I listen to the news on KPBS, our local public radio station, paying particular attention to any reports of traffic snarl-ups affecting the route from my San Diego home to the Bishop's School, where I teach maths.
If I tire of listening to news stories featuring Republican trolls and their relentless efforts to prevent the American poor from getting access to decent healthcare and adequate food, I'll listen to World at One on BBC Radio 4 via iPlayer.
By the time I've showered, my 16-year-old daughter Hannah, who is a student at Bishop's, is ready to leave, too. On the way to school we listen to KPRI, a local music station that plays a mix of old and new pop music. We arrive at about 7am.

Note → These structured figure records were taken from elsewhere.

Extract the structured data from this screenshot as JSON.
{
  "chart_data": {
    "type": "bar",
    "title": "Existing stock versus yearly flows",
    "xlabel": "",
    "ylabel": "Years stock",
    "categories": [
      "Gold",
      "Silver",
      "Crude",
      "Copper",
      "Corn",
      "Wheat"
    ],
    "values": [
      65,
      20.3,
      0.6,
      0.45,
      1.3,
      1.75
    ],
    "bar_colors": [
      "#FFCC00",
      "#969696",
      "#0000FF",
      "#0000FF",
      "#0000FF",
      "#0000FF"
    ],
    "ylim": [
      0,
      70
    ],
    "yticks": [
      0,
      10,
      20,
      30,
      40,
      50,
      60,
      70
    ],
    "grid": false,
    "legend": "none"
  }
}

Bishop's is an independent secondary school located a block from the Pacific Ocean in prosperous La Jolla. My pleasant ground-floor classroom has just enough room for 20 desks. The room opens directly on to the outside; with the windows and door open, a gentle ocean breeze ventilates the space.
I unlock the classroom door and turn on my desktop and class computers. While they are booting up I amble around the grass quad (cutting across it is forbidden before noon) to the mailroom, where I pour myself a cup of coffee.

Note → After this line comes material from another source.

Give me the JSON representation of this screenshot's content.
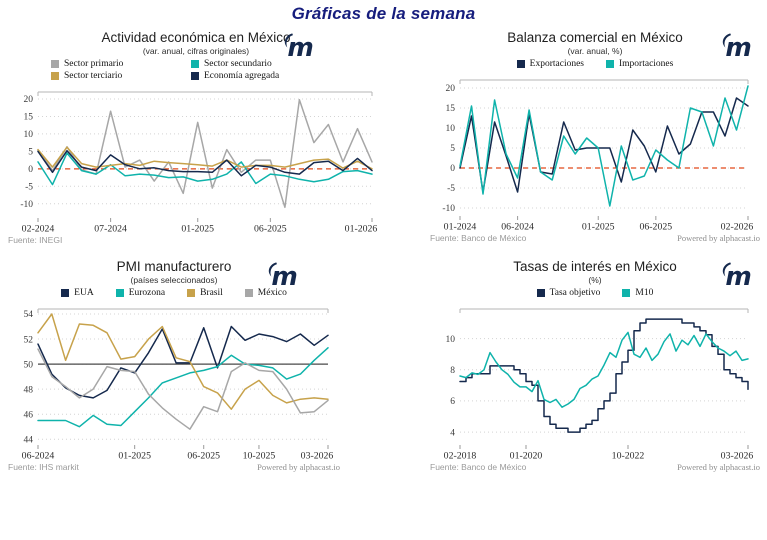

Back in my classroom, I download today's bulletin and The Daily Urinal, the school's unofficial student newspaper. It gets its name from its original samizdat-like distribution system in which copies were posted exclusively in the boys' toilets. It is now distributed in a more conventional and less sexist manner. However, for the sake of tradition, copies can still be found taped to the wall above each urinal.
I display the bulletin on the whiteboard in preparation for the arrival of the 12 students in my advisory group. I take attendance and submit it electronically while one of my advisees scrolls through the bulletin, reading out pertinent items, the most important of which is the announcement of what day it is. We have abandoned the MTWTF system of days (so 20th century) and replaced it with a WDIIT? (what day is it today?) system - a six-day, A-F cycle of 12 daily schedules.
My advisees disperse to their 7.30am classes and I await the arrival of mine. On most days, I teach lessons lasting 60 or 90 minutes to three or four of my five classes. Teaching maths in California is much the same as teaching maths in England, Japan and Turkey, the other ports of call in my career so far. Student engagement is key, and this is best achieved by providing interesting questions for students to investigate.
After school, I give extra help to students who need it, and work on lesson preparation and marking. On our late-afternoon drive home, Hannah and I listen to KPBS, switching to KPRI when troll-induced despair overwhelms us.
Over dinner, Mary, Hannah and I compare our days. Mary teaches English at a public high school - her classroom has 38 desks. If there's time for TV after we have completed our schoolwork, we'll watch an episode of our current favourite, The Big Bang Theory. And then it's time for bed.